As Linux gains more mainstream adoption as a consumer-grade desktop OS (and Linux genuinely is progressively getting better and better, and even more attractive/competitive as a consumer-grade desktop OS), it will become more important for the community to care about architectural security and not just keeping the community nice.
Having a good community is not the same thing as having good security. Consumer-grade, general desktop Linux has a fantastic community, and in practice you will be less likely to encounter malware on a Linux system. But consumer-grade, general desktop Linux does not have strong security fundamentals outside of the server (or perhaps more accurately, it does have some strong security fundamentals, but requires tools like Flatpak/Firejail/Wayland to start enforcing them and to start moving concepts like OverlayFS and process isolation out of of technical kernel tools and into general user-facing tools for the non-technical Gnome user).
----
> It's not.
It is reasonable to have criticisms that Flatpak as it stands today still has security holes and issues. As I mentioned above, Linux security is in general a dumpster fire. Just as one exapmle, Flatpak is useless if you're not running Wayland. It will benefit from some of the additional sandboxing capabilities that are being built into the kernel now[1]. And we need to get stricter about actually using the file access controls built into Flatpak.

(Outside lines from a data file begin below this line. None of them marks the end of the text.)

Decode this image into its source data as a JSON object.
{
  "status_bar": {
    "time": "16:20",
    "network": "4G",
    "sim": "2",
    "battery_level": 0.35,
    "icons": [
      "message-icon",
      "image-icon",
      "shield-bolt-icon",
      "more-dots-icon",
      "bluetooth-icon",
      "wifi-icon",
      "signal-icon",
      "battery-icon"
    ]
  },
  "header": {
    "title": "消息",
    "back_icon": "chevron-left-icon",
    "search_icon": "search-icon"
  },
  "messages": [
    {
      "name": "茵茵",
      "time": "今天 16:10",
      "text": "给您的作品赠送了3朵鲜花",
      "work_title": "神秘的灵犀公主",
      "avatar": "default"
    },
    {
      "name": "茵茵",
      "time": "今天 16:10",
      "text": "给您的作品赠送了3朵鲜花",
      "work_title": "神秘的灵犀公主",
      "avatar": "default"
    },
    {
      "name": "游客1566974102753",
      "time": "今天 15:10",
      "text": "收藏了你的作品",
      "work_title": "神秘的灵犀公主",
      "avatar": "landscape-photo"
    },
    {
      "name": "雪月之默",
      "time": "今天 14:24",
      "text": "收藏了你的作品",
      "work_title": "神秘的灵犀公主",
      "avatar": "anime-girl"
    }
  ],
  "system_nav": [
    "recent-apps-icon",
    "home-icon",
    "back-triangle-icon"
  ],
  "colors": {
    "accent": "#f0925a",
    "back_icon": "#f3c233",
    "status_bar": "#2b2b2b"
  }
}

All of this is a separate criticism from the direction Flatpak is going. There is a difference between saying that Flatpak as a technology is the wrong direction for Linux, and saying that it needs better portal controls.
The latter criticism is completely accurate. The former is based on an incorrect assumption that Flatpak somehow destroys the entire Linux app distribution model and puts the entire Debian team out of a job, even though Flatpak as a technology has nothing to do with where users ultimately get their software or whether upstream maintainers can patch software and add custom security rules to that software.
----
[0]: I go into this in more detail at https://news.ycombinator.com/item?id=29321150
[1]: Incidentally, so will Firejail. There's not that much wild conceptual difference between Bubblewrap and Firejail other than UX and a commitment from Bubblewrap not to ever ask the for root access while creating containers.